In 2020, Losos received a 1.2M grant from the Human Frontier Science Program Organization, based in Strasbourg, France, to study evolution of Central American lizards anoles. Losos and his team will sequence the genomes of 200 species of Anolis lizards and combine their results with advances in gene editing.
Losos had served on Washington University’s faculty from 1992-2006, when Harvard recruited him as the Lehner Professor for the Study of Latin America, professor of organismic and evolutionary biology, and curator in herpetology at the Museum of Comparative Zoology. He returned to WashU in 2018 to become the William H. Danforth Distinguished Professor and professor of biology in Arts & Sciences. He was simultaneously appointed director of the Living Earth Collaborative, a center dedicated to advancing the study of biodiversity to help ensure the future of Earth’s species in their many forms. Washington University, the Missouri Botanical Garden and the Saint Louis Zoo are working in partnership to advance the center’s mission.

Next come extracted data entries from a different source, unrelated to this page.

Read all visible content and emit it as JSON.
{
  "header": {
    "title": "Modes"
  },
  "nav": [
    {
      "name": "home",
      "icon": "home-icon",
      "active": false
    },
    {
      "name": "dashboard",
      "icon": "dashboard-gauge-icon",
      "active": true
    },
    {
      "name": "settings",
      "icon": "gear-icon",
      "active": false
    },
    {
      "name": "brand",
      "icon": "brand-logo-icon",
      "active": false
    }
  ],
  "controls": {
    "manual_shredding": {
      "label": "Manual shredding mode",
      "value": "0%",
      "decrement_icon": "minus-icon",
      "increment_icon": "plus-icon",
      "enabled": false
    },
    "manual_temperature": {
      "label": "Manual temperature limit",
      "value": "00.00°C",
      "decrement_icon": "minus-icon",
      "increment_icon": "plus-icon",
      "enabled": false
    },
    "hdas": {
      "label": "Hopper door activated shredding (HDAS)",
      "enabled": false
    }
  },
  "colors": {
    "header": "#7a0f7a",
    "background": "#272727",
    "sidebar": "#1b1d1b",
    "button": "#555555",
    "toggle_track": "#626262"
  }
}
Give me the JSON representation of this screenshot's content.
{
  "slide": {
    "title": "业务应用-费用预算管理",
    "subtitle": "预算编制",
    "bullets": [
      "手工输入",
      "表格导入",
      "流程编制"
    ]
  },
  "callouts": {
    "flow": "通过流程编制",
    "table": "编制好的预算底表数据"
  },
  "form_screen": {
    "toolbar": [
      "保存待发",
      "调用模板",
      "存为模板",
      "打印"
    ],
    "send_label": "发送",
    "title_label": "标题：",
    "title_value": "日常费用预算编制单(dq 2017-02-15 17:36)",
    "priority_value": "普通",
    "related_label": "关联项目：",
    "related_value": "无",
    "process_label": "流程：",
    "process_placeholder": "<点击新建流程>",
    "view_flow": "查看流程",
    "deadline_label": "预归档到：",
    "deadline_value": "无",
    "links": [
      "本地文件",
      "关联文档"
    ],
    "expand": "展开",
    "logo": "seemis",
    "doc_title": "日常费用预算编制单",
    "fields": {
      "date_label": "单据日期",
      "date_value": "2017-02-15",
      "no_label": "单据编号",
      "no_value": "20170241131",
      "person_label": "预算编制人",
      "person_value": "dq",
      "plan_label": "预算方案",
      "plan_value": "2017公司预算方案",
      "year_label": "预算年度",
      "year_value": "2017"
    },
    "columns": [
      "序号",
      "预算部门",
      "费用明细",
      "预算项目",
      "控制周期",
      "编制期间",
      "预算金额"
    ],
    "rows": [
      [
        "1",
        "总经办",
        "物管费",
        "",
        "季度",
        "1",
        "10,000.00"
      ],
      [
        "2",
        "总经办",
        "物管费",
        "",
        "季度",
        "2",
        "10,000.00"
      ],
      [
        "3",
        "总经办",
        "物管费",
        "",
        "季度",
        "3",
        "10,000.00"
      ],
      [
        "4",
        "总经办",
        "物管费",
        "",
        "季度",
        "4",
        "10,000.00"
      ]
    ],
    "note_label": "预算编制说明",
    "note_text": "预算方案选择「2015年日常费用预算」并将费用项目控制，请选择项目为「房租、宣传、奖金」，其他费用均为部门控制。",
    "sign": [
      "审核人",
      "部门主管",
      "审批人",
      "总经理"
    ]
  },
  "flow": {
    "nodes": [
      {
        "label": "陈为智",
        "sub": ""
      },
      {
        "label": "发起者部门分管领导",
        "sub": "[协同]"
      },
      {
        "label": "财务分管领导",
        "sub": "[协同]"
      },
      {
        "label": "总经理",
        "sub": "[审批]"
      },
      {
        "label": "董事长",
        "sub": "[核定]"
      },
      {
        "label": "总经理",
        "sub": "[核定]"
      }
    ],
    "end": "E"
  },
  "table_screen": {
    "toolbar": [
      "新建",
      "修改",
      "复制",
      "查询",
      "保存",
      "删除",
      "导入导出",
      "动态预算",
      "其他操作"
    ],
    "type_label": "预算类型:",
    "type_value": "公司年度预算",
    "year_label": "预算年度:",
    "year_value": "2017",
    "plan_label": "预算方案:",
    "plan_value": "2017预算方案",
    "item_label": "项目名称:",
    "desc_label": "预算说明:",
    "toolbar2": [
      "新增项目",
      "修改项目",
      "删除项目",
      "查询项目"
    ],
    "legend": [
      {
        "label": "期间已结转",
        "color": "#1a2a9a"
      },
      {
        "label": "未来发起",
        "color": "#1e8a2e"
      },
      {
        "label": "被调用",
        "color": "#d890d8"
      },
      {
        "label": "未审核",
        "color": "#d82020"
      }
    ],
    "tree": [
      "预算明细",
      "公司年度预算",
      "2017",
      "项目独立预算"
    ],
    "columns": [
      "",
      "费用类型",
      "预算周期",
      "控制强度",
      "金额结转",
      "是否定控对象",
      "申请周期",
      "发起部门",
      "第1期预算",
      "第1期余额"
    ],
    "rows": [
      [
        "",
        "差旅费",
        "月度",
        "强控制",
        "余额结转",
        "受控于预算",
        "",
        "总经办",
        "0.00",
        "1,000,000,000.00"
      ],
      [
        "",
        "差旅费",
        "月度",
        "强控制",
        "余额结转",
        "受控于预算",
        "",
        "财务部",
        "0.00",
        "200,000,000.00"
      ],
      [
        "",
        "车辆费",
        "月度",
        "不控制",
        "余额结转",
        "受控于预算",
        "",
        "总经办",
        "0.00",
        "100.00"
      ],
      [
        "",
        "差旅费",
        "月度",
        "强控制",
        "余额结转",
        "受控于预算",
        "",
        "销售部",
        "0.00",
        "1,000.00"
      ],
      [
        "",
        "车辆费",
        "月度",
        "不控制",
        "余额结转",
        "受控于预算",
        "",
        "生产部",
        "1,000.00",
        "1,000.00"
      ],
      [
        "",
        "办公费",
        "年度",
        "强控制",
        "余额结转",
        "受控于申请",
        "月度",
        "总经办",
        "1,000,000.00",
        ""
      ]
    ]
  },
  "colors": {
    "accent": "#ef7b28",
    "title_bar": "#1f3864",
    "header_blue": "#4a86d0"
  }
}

During his career, Losos has mentored more than 100 young scientists, many of whom are taking the work in new and exciting directions.
Jonathan Losos speaks to the value of evolutionary thinking and studies
Evolutionary thinking and studies tell us about who we are and where we came from. They give us our back story. Moreover, they tell us how the world developed. More concretely, understanding evolution can be crucial to solving important problems facing humanity. And there’s no better example than the recent COVID-19 pandemic.

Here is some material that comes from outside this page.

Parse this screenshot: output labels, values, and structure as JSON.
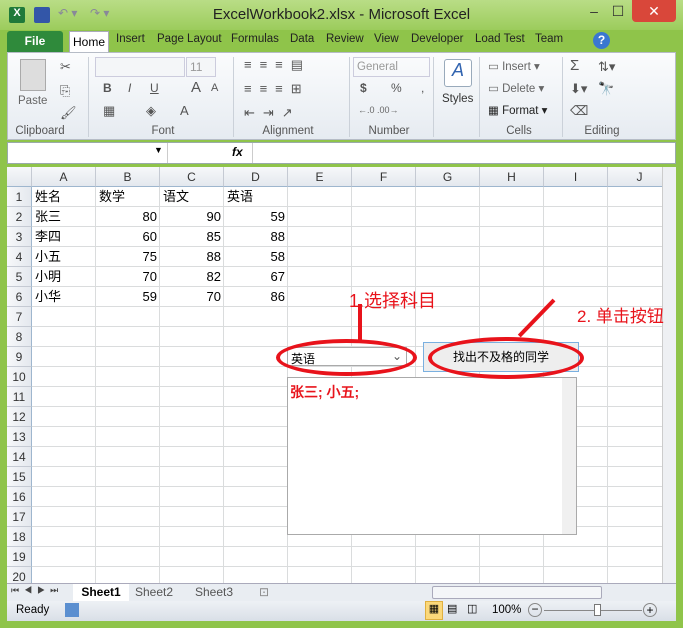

The researchers who studied strains and variants of COVID are evolutionary biologists. This is how we study where new diseases come from. One of the biggest problems facing us today regards microbes evolving resistance to drugs. There is a threat that all our antibiotics may be rendered useless due to this evolution. We need to understand and try to counter this threat.
We face another important question: How will the world cope with global warming? Species may evolve to adapt to these changes. How would this work? Which species will evolve? The survival and function of futuring ecosystems may critically depend on the evolutionary capabilities of the world’s species.